1 — То, что эдикт разрешает христианам владеть недвижимой собственностью для проведения молитвенных собраний, не ставит их в привилегированное положение. Под защитой римского закона находились, например, иудейские синагоги, которые запрещалось закрывать.
2 — Цит по: Евсевий Памфил. Церковная история, кн. 10, гл. 5. М., 1993, с. 358.
3 — Hans Martin Golz. Die Konstantinische Wende - Eine Betrachtung zu drei Toleranzedikten, GRIN Verlag, 2009, стр. 12.
4 — А.П. Лебедев. Эпоха гонений на христиан и утверждение христианства в греко-римском мире при Константине Великом. СПб, 1904, с. 198. Репринт: М, 1994.

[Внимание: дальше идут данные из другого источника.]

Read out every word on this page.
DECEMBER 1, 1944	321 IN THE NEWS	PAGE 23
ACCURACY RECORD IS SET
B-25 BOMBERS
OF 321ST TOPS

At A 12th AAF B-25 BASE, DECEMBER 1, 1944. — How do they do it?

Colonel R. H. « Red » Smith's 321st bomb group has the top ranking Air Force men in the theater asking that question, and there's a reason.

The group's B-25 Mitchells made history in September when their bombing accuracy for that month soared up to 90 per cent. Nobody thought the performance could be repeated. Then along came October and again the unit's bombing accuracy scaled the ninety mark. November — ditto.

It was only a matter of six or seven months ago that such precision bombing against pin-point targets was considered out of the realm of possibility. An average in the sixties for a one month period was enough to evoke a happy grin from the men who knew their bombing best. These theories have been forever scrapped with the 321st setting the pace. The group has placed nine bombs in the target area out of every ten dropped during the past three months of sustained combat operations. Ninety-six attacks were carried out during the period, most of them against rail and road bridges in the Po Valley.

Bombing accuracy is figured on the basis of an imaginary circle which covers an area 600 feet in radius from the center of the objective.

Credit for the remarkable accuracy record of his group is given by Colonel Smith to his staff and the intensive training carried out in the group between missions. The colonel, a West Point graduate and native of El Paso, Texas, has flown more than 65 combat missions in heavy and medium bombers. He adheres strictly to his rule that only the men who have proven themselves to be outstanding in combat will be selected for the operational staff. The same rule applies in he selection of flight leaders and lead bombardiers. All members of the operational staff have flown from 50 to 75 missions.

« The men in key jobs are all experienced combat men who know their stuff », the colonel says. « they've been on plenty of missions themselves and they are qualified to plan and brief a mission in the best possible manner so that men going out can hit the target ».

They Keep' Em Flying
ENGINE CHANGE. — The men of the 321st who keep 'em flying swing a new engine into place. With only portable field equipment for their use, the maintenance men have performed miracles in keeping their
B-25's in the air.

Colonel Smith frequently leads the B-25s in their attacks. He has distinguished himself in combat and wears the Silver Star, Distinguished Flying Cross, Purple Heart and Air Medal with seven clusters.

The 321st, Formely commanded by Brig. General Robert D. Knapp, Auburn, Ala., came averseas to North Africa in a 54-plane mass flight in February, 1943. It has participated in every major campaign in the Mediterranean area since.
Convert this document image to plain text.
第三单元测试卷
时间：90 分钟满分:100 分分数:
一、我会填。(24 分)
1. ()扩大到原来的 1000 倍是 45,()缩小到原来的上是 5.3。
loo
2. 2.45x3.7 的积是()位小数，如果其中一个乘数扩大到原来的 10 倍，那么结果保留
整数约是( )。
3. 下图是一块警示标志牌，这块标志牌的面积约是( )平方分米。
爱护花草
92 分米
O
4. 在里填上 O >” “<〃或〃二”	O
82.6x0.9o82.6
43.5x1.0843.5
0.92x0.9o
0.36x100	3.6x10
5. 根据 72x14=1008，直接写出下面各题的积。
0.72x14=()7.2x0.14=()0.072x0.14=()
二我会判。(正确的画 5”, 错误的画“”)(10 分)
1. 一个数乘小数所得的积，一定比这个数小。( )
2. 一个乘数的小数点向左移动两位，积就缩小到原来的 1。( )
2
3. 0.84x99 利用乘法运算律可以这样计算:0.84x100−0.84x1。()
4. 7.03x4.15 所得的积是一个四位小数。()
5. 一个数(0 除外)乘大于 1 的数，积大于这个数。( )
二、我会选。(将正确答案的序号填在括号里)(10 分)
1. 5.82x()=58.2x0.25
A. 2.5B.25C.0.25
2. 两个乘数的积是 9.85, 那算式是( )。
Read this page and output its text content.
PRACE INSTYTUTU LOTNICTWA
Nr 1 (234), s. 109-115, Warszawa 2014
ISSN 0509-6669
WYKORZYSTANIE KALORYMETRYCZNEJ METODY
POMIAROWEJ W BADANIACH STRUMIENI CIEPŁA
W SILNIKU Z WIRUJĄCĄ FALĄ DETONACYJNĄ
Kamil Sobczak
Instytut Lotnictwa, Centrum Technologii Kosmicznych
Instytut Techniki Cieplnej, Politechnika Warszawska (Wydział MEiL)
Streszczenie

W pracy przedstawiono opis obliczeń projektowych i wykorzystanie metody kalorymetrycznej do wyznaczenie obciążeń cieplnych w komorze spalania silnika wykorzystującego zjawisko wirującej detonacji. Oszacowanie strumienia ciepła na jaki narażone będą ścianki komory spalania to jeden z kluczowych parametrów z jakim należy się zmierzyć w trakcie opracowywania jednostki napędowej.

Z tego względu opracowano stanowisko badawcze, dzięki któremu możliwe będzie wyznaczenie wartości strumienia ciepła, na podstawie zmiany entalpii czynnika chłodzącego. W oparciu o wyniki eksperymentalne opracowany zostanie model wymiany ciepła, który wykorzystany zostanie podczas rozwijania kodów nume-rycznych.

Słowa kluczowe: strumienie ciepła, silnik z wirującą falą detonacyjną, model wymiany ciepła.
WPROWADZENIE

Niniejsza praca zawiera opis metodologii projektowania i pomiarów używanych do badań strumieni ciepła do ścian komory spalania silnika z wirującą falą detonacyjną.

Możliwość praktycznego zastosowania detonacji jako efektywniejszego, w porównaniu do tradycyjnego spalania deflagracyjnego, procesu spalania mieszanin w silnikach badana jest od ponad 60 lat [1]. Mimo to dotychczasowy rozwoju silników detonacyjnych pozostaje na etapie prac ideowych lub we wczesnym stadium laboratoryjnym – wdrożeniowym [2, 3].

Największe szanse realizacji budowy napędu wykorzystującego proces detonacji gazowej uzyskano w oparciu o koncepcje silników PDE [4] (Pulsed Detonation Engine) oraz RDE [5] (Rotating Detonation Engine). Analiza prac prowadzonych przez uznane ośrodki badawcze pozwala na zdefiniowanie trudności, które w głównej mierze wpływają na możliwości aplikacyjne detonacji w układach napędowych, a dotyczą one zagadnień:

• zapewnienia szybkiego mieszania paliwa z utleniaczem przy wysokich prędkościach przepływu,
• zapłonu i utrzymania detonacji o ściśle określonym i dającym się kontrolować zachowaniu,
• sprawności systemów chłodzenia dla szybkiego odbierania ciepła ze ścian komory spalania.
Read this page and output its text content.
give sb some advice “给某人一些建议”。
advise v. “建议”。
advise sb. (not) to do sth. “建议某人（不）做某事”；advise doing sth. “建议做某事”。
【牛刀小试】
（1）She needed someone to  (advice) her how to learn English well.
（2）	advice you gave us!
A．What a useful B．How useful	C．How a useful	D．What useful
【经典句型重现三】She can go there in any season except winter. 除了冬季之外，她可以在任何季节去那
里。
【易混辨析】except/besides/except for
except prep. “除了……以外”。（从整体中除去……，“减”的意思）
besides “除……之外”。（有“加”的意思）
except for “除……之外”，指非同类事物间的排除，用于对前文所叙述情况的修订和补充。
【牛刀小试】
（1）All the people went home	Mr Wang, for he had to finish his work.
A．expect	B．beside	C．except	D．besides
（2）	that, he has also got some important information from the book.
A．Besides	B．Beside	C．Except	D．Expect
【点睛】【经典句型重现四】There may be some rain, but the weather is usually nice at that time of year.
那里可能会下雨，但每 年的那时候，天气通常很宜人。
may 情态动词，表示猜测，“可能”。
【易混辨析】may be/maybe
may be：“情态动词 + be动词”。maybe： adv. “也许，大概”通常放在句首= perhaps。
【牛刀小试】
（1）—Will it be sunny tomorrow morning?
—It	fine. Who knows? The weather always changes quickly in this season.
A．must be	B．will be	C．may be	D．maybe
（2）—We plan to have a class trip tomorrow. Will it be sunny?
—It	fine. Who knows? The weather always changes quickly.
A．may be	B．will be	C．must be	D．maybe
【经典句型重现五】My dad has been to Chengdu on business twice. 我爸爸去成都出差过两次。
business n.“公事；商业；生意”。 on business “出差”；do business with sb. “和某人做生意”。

5 — Dvornik F. Early Christian and Byzantine Political Philosophy. Origins and background. II, Washington, 1966, p. 616. Цит. по: Протопресвитер Иоанн Мейендорф. История Церкви и восточно-христианская мистика. М., 2000, с. 34.
6 — Там же.
7 — Apologeticum, 38, 3. Цит. по: Протоиерей Георгий Флоровский. Догмат и история. М, 1998. Империя и пустыня, с. 258.
8 — Contr. Cels. VIII, 75. Цит. по: Протоиерей Георгий Флоровский. Цит. соч., с. 258.
9 — Там же, с. 259.
10 — Там же.
11 — Протопресвитер Иоанн Мейендорф. Цит. соч., с. 19.
12 — Протопресвитер Александр Шмеман. Исторический путь Православия. http://www.golubinski.ru/history/istoria.htm#_Toc100171898
13 — Протоиерей Георгий Флоровский. Цит. соч., с. 261.